The tour ends in Mellieha. We are in the Northern Region of Malta, famous for hosting some of the most beautiful and crystalline beaches of the island: Għadira Bay, Armier Bay, the Għadira Nature Reserve and Popeye Village. The caves around the city have hosted local population until the beginning of the Middle Ages, but remains of temples, caves, tombs and tools dating from the Neolithic era have been found in the area.

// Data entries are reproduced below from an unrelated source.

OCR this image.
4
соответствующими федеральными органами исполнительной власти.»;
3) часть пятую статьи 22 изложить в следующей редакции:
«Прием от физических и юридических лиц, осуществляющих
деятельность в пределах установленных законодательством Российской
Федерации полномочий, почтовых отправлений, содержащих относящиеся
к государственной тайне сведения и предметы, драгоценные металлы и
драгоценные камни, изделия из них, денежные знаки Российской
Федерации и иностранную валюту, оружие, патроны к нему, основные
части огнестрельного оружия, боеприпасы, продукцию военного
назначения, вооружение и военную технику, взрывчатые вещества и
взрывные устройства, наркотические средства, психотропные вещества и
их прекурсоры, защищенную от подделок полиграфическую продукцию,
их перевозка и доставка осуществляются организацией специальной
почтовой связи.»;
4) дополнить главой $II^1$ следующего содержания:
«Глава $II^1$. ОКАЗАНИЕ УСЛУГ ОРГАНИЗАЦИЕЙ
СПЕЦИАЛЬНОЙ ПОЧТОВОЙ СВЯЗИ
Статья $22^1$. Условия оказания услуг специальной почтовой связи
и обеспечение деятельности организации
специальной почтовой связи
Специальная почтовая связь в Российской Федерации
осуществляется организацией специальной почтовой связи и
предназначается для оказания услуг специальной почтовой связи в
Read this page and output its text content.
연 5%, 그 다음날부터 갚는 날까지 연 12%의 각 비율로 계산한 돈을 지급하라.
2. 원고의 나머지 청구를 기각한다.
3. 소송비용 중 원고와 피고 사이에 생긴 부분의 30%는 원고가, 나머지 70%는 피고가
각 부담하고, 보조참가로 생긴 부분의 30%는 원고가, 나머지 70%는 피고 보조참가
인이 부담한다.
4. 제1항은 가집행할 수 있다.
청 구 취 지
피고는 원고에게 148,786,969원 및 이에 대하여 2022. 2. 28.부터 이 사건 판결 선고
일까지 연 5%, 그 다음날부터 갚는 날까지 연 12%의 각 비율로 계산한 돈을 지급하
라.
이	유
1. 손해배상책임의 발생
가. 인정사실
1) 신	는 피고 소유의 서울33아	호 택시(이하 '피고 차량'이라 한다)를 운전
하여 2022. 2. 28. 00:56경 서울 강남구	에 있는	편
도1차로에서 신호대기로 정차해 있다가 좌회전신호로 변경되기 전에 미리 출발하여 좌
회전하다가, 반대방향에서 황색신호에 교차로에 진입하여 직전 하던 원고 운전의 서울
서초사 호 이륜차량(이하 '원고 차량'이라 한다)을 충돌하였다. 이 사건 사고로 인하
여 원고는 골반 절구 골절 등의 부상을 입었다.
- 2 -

From Valletta, heading west, the road passes through several villages, once rural areas, today part of a seamless and densely populated urban strucrure. In this part of the island, made up of baroque chapels, terraces and a cobalt blue sea, which is less touristy, Malta partly regains its authenticity, both along the coast and inland. Following the route, you reach Mdina (Medina in the Italianized form), and Rabat, two cities separated by ramparts and moats, once united in Melita, the ancient capital city of Malta, the “honey city” of Carthaginians and Romans. Mdina, which dominates the island from the top of its promontory, earned the name of “city of silence”: a few hundred people now live in its cobbled medieval streets, but it preserves the vestiges of a past both ancient and glorious. Mdina, together with Valletta, is a Maltese glass production centre characterized by a decoration with intense colours typical of the Mediterranean area; some businesses let you assist to the creation of objects with glass-blowing technique. Rabat, for its part, has a rhythm of life different form the one of Mdina. Although it is rather small in size – the word rabat has Arabic origin and means suburb – the town is rich in history: Christian tradition considers it the place where St. Paul stayed in Malta, founder of the first Christian community on the island. After a visit to the Wignacourt Museum, the Domus Romana and Bernard House, you should taste a pastizz before leaving, a traditional Maltese pastry filled either with ricotta cheese or mushy peas: Rabat is one of the best places to enjoy it.